The minority leader said Regan indicated that the White House was now "a little bit more pragmatic about what has to be done" and that the trade issue was now "on the front burner." But he said Regan did not specify what steps the White House would accept.
Michel said the purpose of the Republican proposals was to respond to the problems of U.S. industries without resorting to protectionist actions that Reagan has strongly opposed.
Reagan is scheduled to meet with the Republican lawmakers today to discuss the issue. Senate Majority Leader Robert J. Dole (R-Kan.) said after being briefed on the House package that GOP leaders are "hoping we can work out some initiative" with the White House.
Regan's meeting marked the second time this week that the administration indicated a willingness to move on an issue in an effort to stave off a potential congressional rebuff. On Monday, Reagan announced economic sanctions against South Africa, an action designed to derail Senate passage of even tougher measures against that country.

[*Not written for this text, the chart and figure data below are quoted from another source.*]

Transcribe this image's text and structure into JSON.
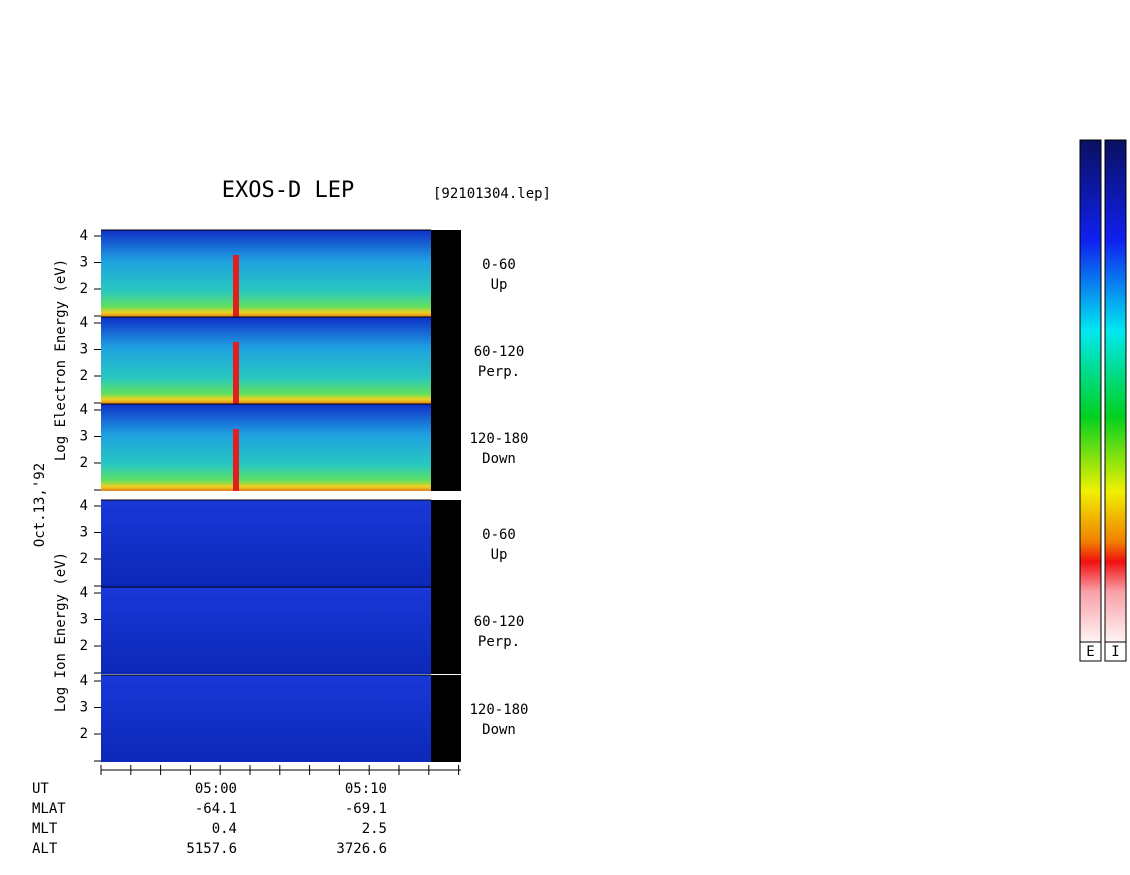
{
  "title": "EXOS-D LEP",
  "file": "[92101304.lep]",
  "date": "Oct.13,'92",
  "electron_axis_label": "Log Electron Energy (eV)",
  "ion_axis_label": "Log Ion Energy (eV)",
  "panel_ticks": [
    4,
    3,
    2
  ],
  "electron_panels": [
    {
      "range": "0-60",
      "direction": "Up"
    },
    {
      "range": "60-120",
      "direction": "Perp."
    },
    {
      "range": "120-180",
      "direction": "Down"
    }
  ],
  "ion_panels": [
    {
      "range": "0-60",
      "direction": "Up"
    },
    {
      "range": "60-120",
      "direction": "Perp."
    },
    {
      "range": "120-180",
      "direction": "Down"
    }
  ],
  "time_rows": [
    "UT",
    "MLAT",
    "MLT",
    "ALT"
  ],
  "time_columns": [
    [
      "05:00",
      "-64.1",
      "0.4",
      "5157.6"
    ],
    [
      "05:10",
      "-69.1",
      "2.5",
      "3726.6"
    ]
  ],
  "colorbar_labels": [
    "E",
    "I"
  ]
}
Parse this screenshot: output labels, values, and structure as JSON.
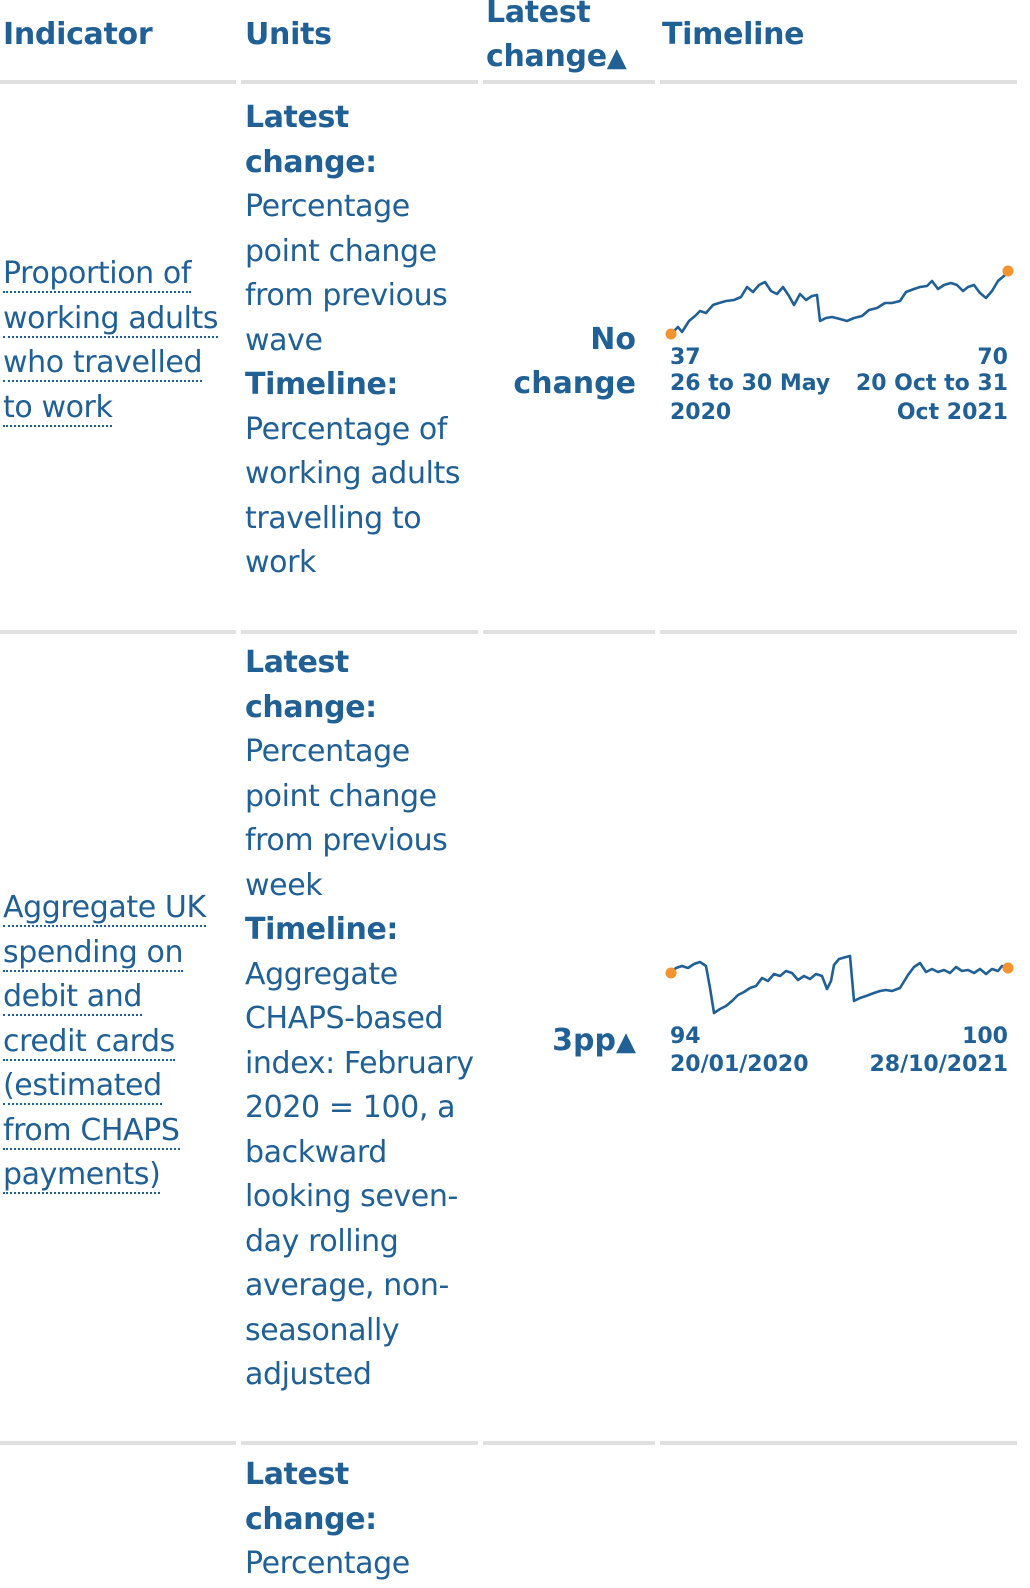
{
  "header": {
    "indicator": "Indicator",
    "units": "Units",
    "latest_change_line1": "Latest",
    "latest_change_line2": "change",
    "sort_icon": "triangle-up",
    "timeline": "Timeline"
  },
  "colors": {
    "text": "#206095",
    "line": "#206095",
    "marker": "#f39431",
    "rule": "#e0e0e0"
  },
  "rows": [
    {
      "indicator": "Proportion of working adults who travelled to work",
      "latest_change_label": "Latest change:",
      "latest_change_units": "Percentage point change from previous wave",
      "timeline_label": "Timeline:",
      "timeline_units": "Percentage of working adults travelling to work",
      "latest_change_line1": "No",
      "latest_change_line2": "change",
      "start_value": "37",
      "start_date_line1": "26 to 30 May",
      "start_date_line2": "2020",
      "end_value": "70",
      "end_date_line1": "20 Oct to 31",
      "end_date_line2": "Oct 2021"
    },
    {
      "indicator": "Aggregate UK spending on debit and credit cards (estimated from CHAPS payments)",
      "latest_change_label": "Latest change:",
      "latest_change_units": "Percentage point change from previous week",
      "timeline_label": "Timeline:",
      "timeline_units": "Aggregate CHAPS-based index: February 2020 = 100, a backward looking seven-day rolling average, non-seasonally adjusted",
      "latest_change_value": "3pp",
      "start_value": "94",
      "start_date": "20/01/2020",
      "end_value": "100",
      "end_date": "28/10/2021"
    },
    {
      "latest_change_label": "Latest change:",
      "latest_change_units": "Percentage"
    }
  ]
}
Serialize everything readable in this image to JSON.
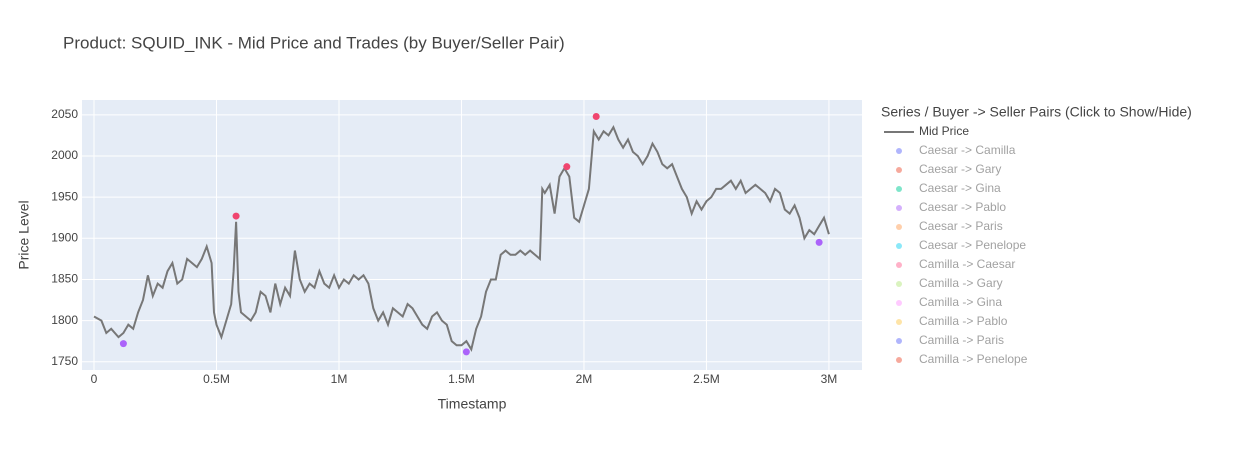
{
  "chart_data": {
    "type": "line",
    "title": "Product: SQUID_INK - Mid Price and Trades (by Buyer/Seller Pair)",
    "x_label": "Timestamp",
    "y_label": "Price Level",
    "legend_title": "Series / Buyer -> Seller Pairs (Click to Show/Hide)",
    "xlim": [
      -49000,
      3135000
    ],
    "ylim": [
      1740,
      2068
    ],
    "xticks": [
      0,
      {
        "value": 500000,
        "label": "0.5M"
      },
      {
        "value": 1000000,
        "label": "1M"
      },
      {
        "value": 1500000,
        "label": "1.5M"
      },
      {
        "value": 2000000,
        "label": "2M"
      },
      {
        "value": 2500000,
        "label": "2.5M"
      },
      {
        "value": 3000000,
        "label": "3M"
      }
    ],
    "yticks": [
      1750,
      1800,
      1850,
      1900,
      1950,
      2000,
      2050
    ],
    "grid": true,
    "series": [
      {
        "name": "Mid Price",
        "color": "#777777",
        "x": [
          0,
          30000,
          50000,
          70000,
          100000,
          120000,
          140000,
          160000,
          180000,
          200000,
          220000,
          240000,
          260000,
          280000,
          300000,
          320000,
          340000,
          360000,
          380000,
          400000,
          420000,
          440000,
          460000,
          480000,
          490000,
          500000,
          520000,
          540000,
          560000,
          570000,
          580000,
          590000,
          600000,
          620000,
          640000,
          660000,
          680000,
          700000,
          720000,
          740000,
          760000,
          780000,
          800000,
          820000,
          840000,
          860000,
          880000,
          900000,
          920000,
          940000,
          960000,
          980000,
          1000000,
          1020000,
          1040000,
          1060000,
          1080000,
          1100000,
          1120000,
          1140000,
          1160000,
          1180000,
          1200000,
          1220000,
          1240000,
          1260000,
          1280000,
          1300000,
          1320000,
          1340000,
          1360000,
          1380000,
          1400000,
          1420000,
          1440000,
          1460000,
          1480000,
          1500000,
          1520000,
          1540000,
          1560000,
          1580000,
          1600000,
          1620000,
          1640000,
          1660000,
          1680000,
          1700000,
          1720000,
          1740000,
          1760000,
          1780000,
          1800000,
          1820000,
          1830000,
          1840000,
          1860000,
          1880000,
          1900000,
          1920000,
          1940000,
          1960000,
          1980000,
          2000000,
          2020000,
          2040000,
          2060000,
          2080000,
          2100000,
          2120000,
          2140000,
          2160000,
          2180000,
          2200000,
          2220000,
          2240000,
          2260000,
          2280000,
          2300000,
          2320000,
          2340000,
          2360000,
          2380000,
          2400000,
          2420000,
          2440000,
          2460000,
          2480000,
          2500000,
          2520000,
          2540000,
          2560000,
          2580000,
          2600000,
          2620000,
          2640000,
          2660000,
          2680000,
          2700000,
          2720000,
          2740000,
          2760000,
          2780000,
          2800000,
          2820000,
          2840000,
          2860000,
          2880000,
          2900000,
          2920000,
          2940000,
          2960000,
          2980000,
          3000000
        ],
        "values": [
          1805,
          1800,
          1785,
          1790,
          1780,
          1785,
          1795,
          1790,
          1810,
          1825,
          1855,
          1830,
          1845,
          1840,
          1860,
          1870,
          1845,
          1850,
          1875,
          1870,
          1865,
          1875,
          1890,
          1870,
          1810,
          1795,
          1780,
          1800,
          1820,
          1860,
          1920,
          1835,
          1810,
          1805,
          1800,
          1810,
          1835,
          1830,
          1810,
          1845,
          1820,
          1840,
          1830,
          1885,
          1850,
          1835,
          1845,
          1840,
          1860,
          1845,
          1840,
          1855,
          1840,
          1850,
          1845,
          1855,
          1850,
          1855,
          1845,
          1815,
          1800,
          1810,
          1795,
          1815,
          1810,
          1805,
          1820,
          1815,
          1805,
          1795,
          1790,
          1805,
          1810,
          1800,
          1795,
          1775,
          1770,
          1770,
          1775,
          1765,
          1790,
          1805,
          1835,
          1850,
          1850,
          1880,
          1885,
          1880,
          1880,
          1885,
          1880,
          1885,
          1880,
          1875,
          1960,
          1955,
          1965,
          1930,
          1975,
          1985,
          1975,
          1925,
          1920,
          1940,
          1960,
          2030,
          2020,
          2030,
          2025,
          2035,
          2020,
          2010,
          2020,
          2005,
          2000,
          1990,
          2000,
          2015,
          2005,
          1990,
          1985,
          1990,
          1975,
          1960,
          1950,
          1930,
          1945,
          1935,
          1945,
          1950,
          1960,
          1960,
          1965,
          1970,
          1960,
          1970,
          1955,
          1960,
          1965,
          1960,
          1955,
          1945,
          1960,
          1955,
          1935,
          1930,
          1940,
          1925,
          1900,
          1910,
          1905,
          1915,
          1925,
          1905
        ],
        "visible": true
      },
      {
        "name": "Caesar -> Camilla",
        "color": "#636efa",
        "visible": false
      },
      {
        "name": "Caesar -> Gary",
        "color": "#EF553B",
        "visible": false
      },
      {
        "name": "Caesar -> Gina",
        "color": "#00cc96",
        "visible": false
      },
      {
        "name": "Caesar -> Pablo",
        "color": "#ab63fa",
        "visible": false
      },
      {
        "name": "Caesar -> Paris",
        "color": "#FFA15A",
        "visible": false
      },
      {
        "name": "Caesar -> Penelope",
        "color": "#19d3f3",
        "visible": false
      },
      {
        "name": "Camilla -> Caesar",
        "color": "#FF6692",
        "visible": false
      },
      {
        "name": "Camilla -> Gary",
        "color": "#B6E880",
        "visible": false
      },
      {
        "name": "Camilla -> Gina",
        "color": "#FF97FF",
        "visible": false
      },
      {
        "name": "Camilla -> Pablo",
        "color": "#FECB52",
        "visible": false
      },
      {
        "name": "Camilla -> Paris",
        "color": "#636efa",
        "visible": false
      },
      {
        "name": "Camilla -> Penelope",
        "color": "#EF553B",
        "visible": false
      }
    ],
    "trades": {
      "x": [
        120000,
        580000,
        1520000,
        1930000,
        2050000,
        2960000
      ],
      "values": [
        1772,
        1927,
        1762,
        1987,
        2048,
        1895
      ],
      "colors": [
        "#ab63fa",
        "#f0456f",
        "#ab63fa",
        "#f0456f",
        "#f0456f",
        "#ab63fa"
      ]
    }
  }
}
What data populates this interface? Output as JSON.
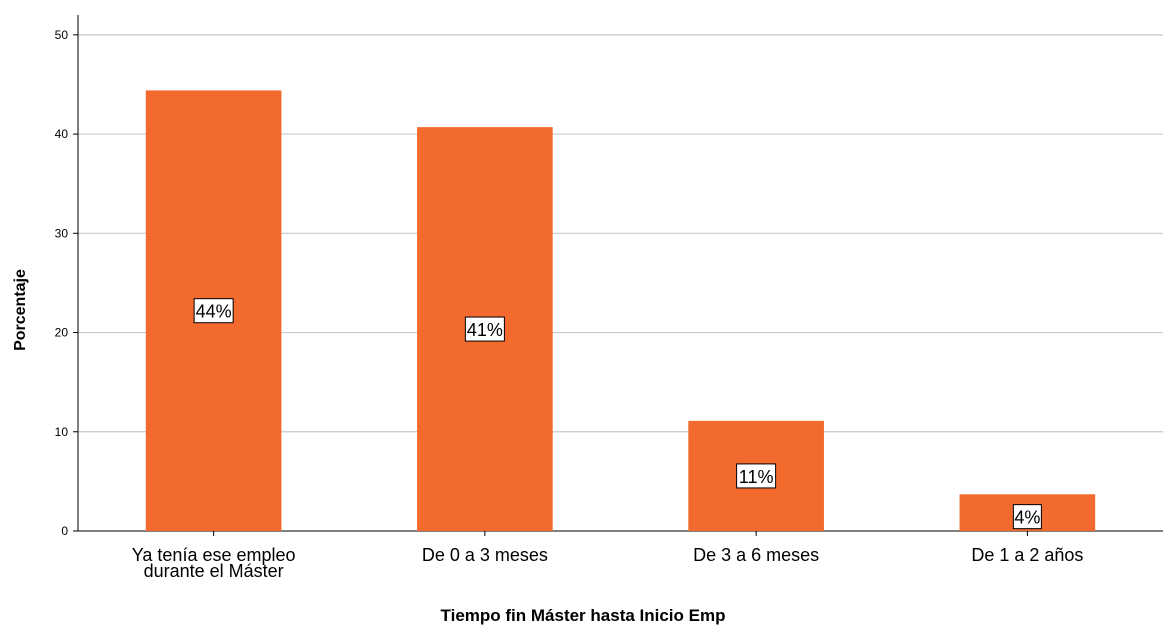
{
  "chart_data": {
    "type": "bar",
    "categories": [
      [
        "Ya tenía ese empleo",
        "durante el Máster"
      ],
      [
        "De 0 a 3 meses"
      ],
      [
        "De 3 a 6 meses"
      ],
      [
        "De 1 a 2 años"
      ]
    ],
    "values": [
      44.4,
      40.7,
      11.1,
      3.7
    ],
    "data_labels": [
      "44%",
      "41%",
      "11%",
      "4%"
    ],
    "title": "",
    "xlabel": "Tiempo fin  Máster hasta Inicio Emp",
    "ylabel": "Porcentaje",
    "ylim": [
      0,
      52
    ],
    "yticks": [
      0,
      10,
      20,
      30,
      40,
      50
    ],
    "grid": true,
    "bar_color": "#f26a2e",
    "legend": "none"
  }
}
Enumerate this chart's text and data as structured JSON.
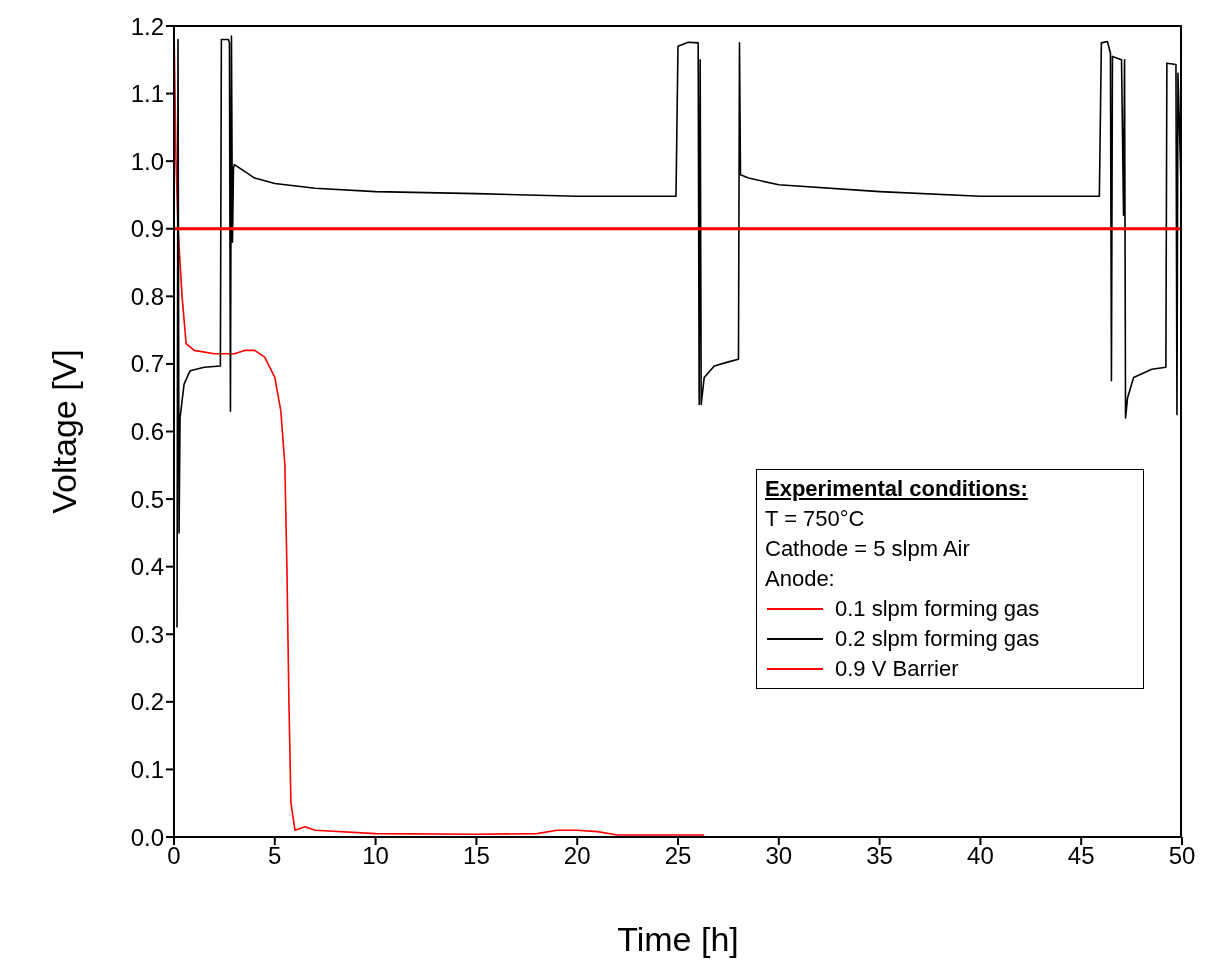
{
  "chart_data": {
    "type": "line",
    "xlabel": "Time [h]",
    "ylabel": "Voltage [V]",
    "legend_title": "Experimental conditions:",
    "annotations": [
      "T = 750°C",
      "Cathode = 5 slpm Air",
      "Anode:"
    ],
    "xlim": [
      0,
      50
    ],
    "xticks": [
      0,
      5,
      10,
      15,
      20,
      25,
      30,
      35,
      40,
      45,
      50
    ],
    "ylim": [
      0,
      1.2
    ],
    "yticks": [
      {
        "value": 0,
        "label": "0.0"
      },
      0.1,
      0.2,
      0.3,
      0.4,
      0.5,
      0.6,
      0.7,
      0.8,
      0.9,
      {
        "value": 1,
        "label": "1.0"
      },
      1.1,
      1.2
    ],
    "legend": "right",
    "marker": "none",
    "line_style": "solid",
    "series": [
      {
        "name": "0.1 slpm forming gas",
        "color": "#ff0000",
        "x": [
          0,
          0.1,
          0.2,
          0.4,
          0.6,
          1,
          2,
          3,
          3.5,
          4,
          4.5,
          5,
          5.3,
          5.5,
          5.6,
          5.7,
          5.8,
          6,
          6.5,
          7,
          10,
          15,
          18,
          19,
          20,
          21,
          22,
          26.3
        ],
        "values": [
          1.2,
          1.0,
          0.9,
          0.8,
          0.73,
          0.72,
          0.715,
          0.715,
          0.72,
          0.72,
          0.71,
          0.68,
          0.63,
          0.55,
          0.4,
          0.2,
          0.05,
          0.01,
          0.015,
          0.01,
          0.005,
          0.004,
          0.005,
          0.01,
          0.01,
          0.008,
          0.003,
          0.003
        ]
      },
      {
        "name": "0.2 slpm forming gas",
        "color": "#000000",
        "x": [
          0.15,
          0.2,
          0.25,
          0.3,
          0.5,
          0.8,
          1.5,
          2.3,
          2.35,
          2.7,
          2.75,
          2.8,
          2.85,
          2.9,
          2.95,
          3,
          4,
          5,
          7,
          10,
          15,
          20,
          24.9,
          25,
          25.5,
          26,
          26.05,
          26.1,
          26.15,
          26.3,
          26.8,
          27.5,
          28,
          28.05,
          28.1,
          28.5,
          30,
          35,
          40,
          45.9,
          46,
          46.3,
          46.45,
          46.5,
          46.55,
          47,
          47.1,
          47.15,
          47.2,
          47.3,
          47.6,
          48.5,
          49.2,
          49.25,
          49.7,
          49.75,
          49.8,
          50
        ],
        "values": [
          0.31,
          1.18,
          0.45,
          0.62,
          0.67,
          0.69,
          0.695,
          0.697,
          1.18,
          1.18,
          1.175,
          0.63,
          1.185,
          0.88,
          0.99,
          0.995,
          0.975,
          0.967,
          0.96,
          0.955,
          0.952,
          0.948,
          0.948,
          1.17,
          1.176,
          1.175,
          0.64,
          1.15,
          0.64,
          0.68,
          0.697,
          0.703,
          0.707,
          1.175,
          0.98,
          0.975,
          0.965,
          0.955,
          0.948,
          0.948,
          1.175,
          1.177,
          1.16,
          0.675,
          1.155,
          1.15,
          0.92,
          1.15,
          0.62,
          0.65,
          0.68,
          0.692,
          0.695,
          1.145,
          1.143,
          0.625,
          1.13,
          0.91
        ]
      },
      {
        "name": "0.9 V Barrier",
        "color": "#ff0000",
        "x": [
          0,
          50
        ],
        "values": [
          0.9,
          0.9
        ]
      }
    ]
  }
}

Regan's comments came as GOP leaders told him there was bipartisan dissatisfaction with the administration's trade policies and growing support for tough protectionist measures.
Regan was warned at yesterday's meeting on Capitol Hill that recent moves by the administration were not enough to blunt pressure for protectionist legislation.
Last week Reagan announced that he would take action against Japan, Brazil and South Korea and the European community for alleged unfair trade practices.
Michel said yesterday that the Republicans were heartened by the apparent willingness of the White House to move more aggressively on the trade issue.
Republicans have grown concerned that the trade deficit -- and the loss of jobs to foreign industry -- could hurt them politically in the 1986 elections. Democrats have already promised to make trade a major focus of those campaigns. The House Democratic leadership has indicated it will bring up a major trade bill before the end of the year.
According to a briefing paper, the GOP package would make it easier to apply import quotas and tariffs on products of nations that unfairly target their exports at a specific sector of the American market. However, any action by the trade representative could still be vetoed by Reagan.
The package also includes a variety of proposals to increase U.S. sales overseas by making it easier for business to export goods. It also would permit the sale of Alaskan North Slope oil to Japan, allow lump sum payments for job retraining to anyone out of work because of import competition and permit individuals to withdraw savings early from individual retirement accounts (IRAs) without penalty if the money were used for job retraining.
Michel described the Republican package as a more "positive" approach to the trade deficit than several bills pending in Congress, such as one that would impose import restrictions on all textile goods.
However, he and Dole said it was far from certain that a White House-backed trade package would be able to slow the protectionist fervor on either side of the aisle in Congress.